Jung e la psicosintesi


Fabio Guidi

Anche se il termine 'psicosintesi' si è diffuso a partire dall'opera di Roberto Assagioli, già da tempo era diventato oggetto di polemica tra Freud e Jung. In una lettera dell'aprile del 1909 al maestro viennese, Jung sosteneva che "se esiste una psicoanalisi, dev'esserci anche una psicosintesi", orientata al futuro della psiche e non semplicemente al suo passato.
Freud riteneva il problema inesistente e che "questa psicosintesi non c’imponga alcun nuovo compito. [...] A mano a mano che analizziamo [la psiche del paziente] ed eliminiamo le resistenze, essa si reintegra. La grande unità che chiamiamo 'Io' ricompone in sé tutti gli impulsi istintuali, che prima si erano scissi e separati da esso. Dunque la psicosintesi si attua durante il trattamento analitico, senza il nostro intervento, automaticamente e inevitabilmente" (Vie della terapia psicoanalitica).
Secondo Jung, invece, dopo una fase analitica, qualora il trattamento arrivi a un punto morto, la «cura dell'anima» deve aprirsi ad una nuova fase 'psicosintetica'. Da questa idea nasce l'intero geniale lavoro dello psichiatra svizzero: "Ciò che io ho da dire inizia dove la cura finisce e inizia lo sviluppo" (Gli scopi della psicoterapia).

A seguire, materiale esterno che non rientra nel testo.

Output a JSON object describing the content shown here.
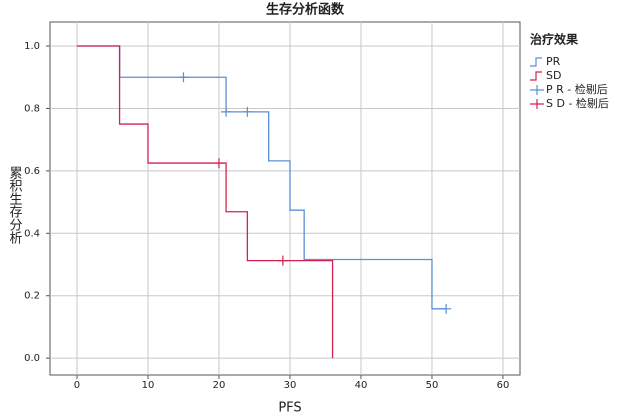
{
  "chart_data": {
    "type": "step",
    "title": "生存分析函数",
    "x_label": "PFS",
    "y_label": "累积生存分析",
    "legend_title": "治疗效果",
    "legend_position": "right",
    "grid": true,
    "xlim": [
      -3.8,
      62.4
    ],
    "xticks": [
      0,
      10,
      20,
      30,
      40,
      50,
      60
    ],
    "ylim": [
      -0.054,
      1.077
    ],
    "yticks": [
      {
        "value": 0,
        "label": "0.0"
      },
      0.2,
      0.4,
      0.6,
      0.8,
      {
        "value": 1,
        "label": "1.0"
      }
    ],
    "series": [
      {
        "name": "PR",
        "color": "#5b8fd6",
        "style": "step",
        "x": [
          0,
          6,
          21,
          27,
          30,
          32,
          50,
          52
        ],
        "values": [
          1,
          0.9,
          0.789,
          0.632,
          0.474,
          0.316,
          0.158,
          0.158
        ]
      },
      {
        "name": "SD",
        "color": "#d42250",
        "style": "step",
        "x": [
          0,
          6,
          10,
          21,
          24,
          36
        ],
        "values": [
          1,
          0.75,
          0.625,
          0.469,
          0.3125,
          0
        ]
      },
      {
        "name": "P R - 检剔后",
        "color": "#5b8fd6",
        "style": "censor",
        "x": [
          15,
          21,
          24,
          52
        ],
        "values": [
          0.9,
          0.789,
          0.789,
          0.158
        ]
      },
      {
        "name": "S D - 检剔后",
        "color": "#d42250",
        "style": "censor",
        "x": [
          20,
          29
        ],
        "values": [
          0.625,
          0.3125
        ]
      }
    ]
  }
}
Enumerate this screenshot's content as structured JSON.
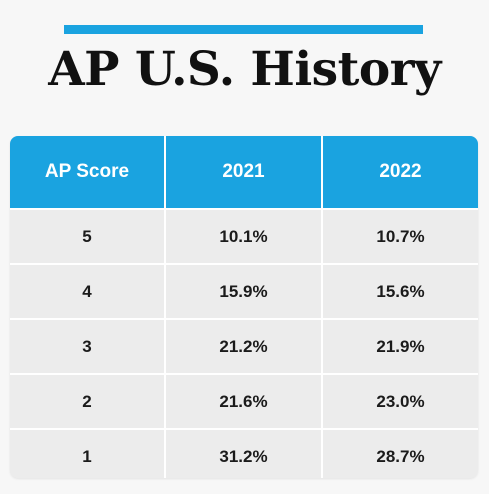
{
  "title": "AP U.S. History",
  "colors": {
    "accent": "#1aa3e0",
    "header_text": "#ffffff",
    "row_background": "#ececec"
  },
  "table": {
    "headers": [
      "AP Score",
      "2021",
      "2022"
    ],
    "rows": [
      [
        "5",
        "10.1%",
        "10.7%"
      ],
      [
        "4",
        "15.9%",
        "15.6%"
      ],
      [
        "3",
        "21.2%",
        "21.9%"
      ],
      [
        "2",
        "21.6%",
        "23.0%"
      ],
      [
        "1",
        "31.2%",
        "28.7%"
      ]
    ]
  }
}
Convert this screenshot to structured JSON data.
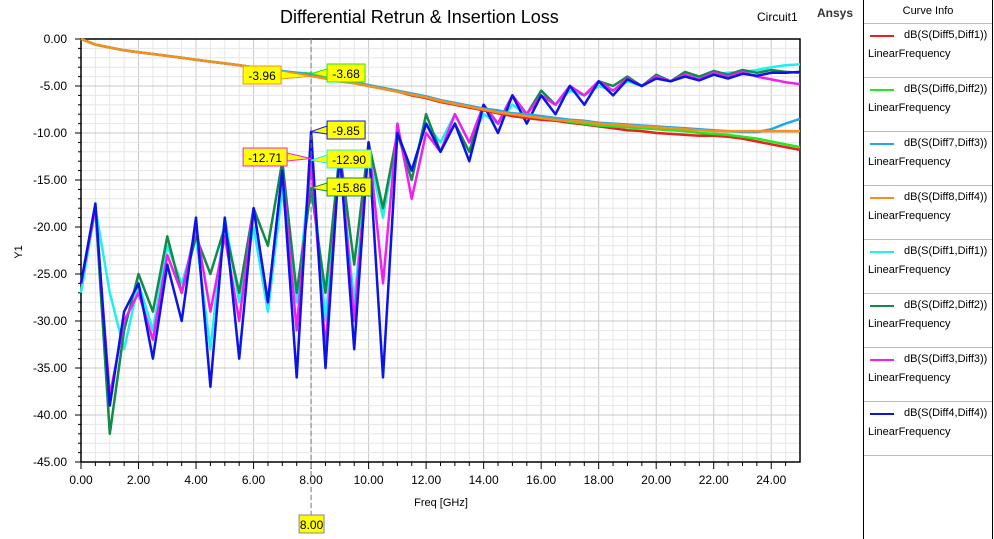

Già negli anni Venti, almeno in Inghilterra, Jung e i suoi seguaci costituivano "il mondo della psicosintesi" (cfr. J. MOORE, Gurdjieff. Anatomia di un mito). L'idea fu poi ripresa e sviluppata da Assagioli nella sua «Psicosintesi», termine adottato da lui ufficialmente solo nel 1933, quando fondò a Roma l'Istituto di Psicosintesi (inizialmente, lo psichiatra veneziano usava il termine «psicagogia»). Assagioli affermerà in seguito che "Jung è fra tutti gli psicoterapeuti quello che è più affine e vicino alle posizioni e alla prassi della psicosintesi" (Jung e la psicosintesi, Prima lezione del 1966).

La psicosintesi, di per sé, non si occupa di eliminare i sintomi (quello è il compito tradizionale della psicoterapia), ma fornire gli strumenti per raggiungere, attraverso integrazioni progressive, la totalità psichica, il «Sé». É ciò che Jung intende quando afferma "preferisco sforzarmi di comprendere l'uomo nella prospettiva della sua salute".
Jung afferma che "l'Io è malato per il fatto stesso di essere tagliato fuori dalla totalità, e ha perso il suo legame non solo con l'umanità, ma con lo spirito" (Freud e Jung: contrasta).
Originariamente, dunque, esiste una «coscienza unita», governata da un principio regolatore, che è il Sé. Ma la condizione paradisiaca non dura per sempre: l'Io, progressivamente, deve emergere dalla totalità del Sé, per amore di una sicurezza e di una libertà illusorie. Questo allontanamento dell'Io dalla sua sorgente originaria, l'unità della coscienza, questa inimicizia tra l'ego e il Sé, costituisce la vera malattia dell'uomo - la «malattia dell'anima» - e sta alla base di ogni altro disagio. 
A questo proposito, lo stesso Jung afferma che la 'cura dell'anima' "deve espandersi ben oltre i confini della medicina somatica e della psichiatria, fin dentro regioni che un tempo erano dominio di preti e filosofi"(Questioni fondamentali di psicoterapia). 
Assagioli riconosce come sia evidente che "il programma terapeutico di Jung sia fondamentalmente uguale o affine a quello della terapia psicosintetica" (Jung e la psicosintesi, Seconda lezione del 1966). In definitiva, il termine «psicosintesi», pur diventando l'espressione ufficiale per indicare la scuola di Roberto Assagioli, può in realtà rappresentare un approccio molto più ampio, composto da molte correnti tutte unite dall'accento posto sulle leggi dell'evoluzione interiore e sui metodi di autosviluppo dell'uomo. E queste leggi e questi metodi appartengono a tutti i tempi e a tutte le culture.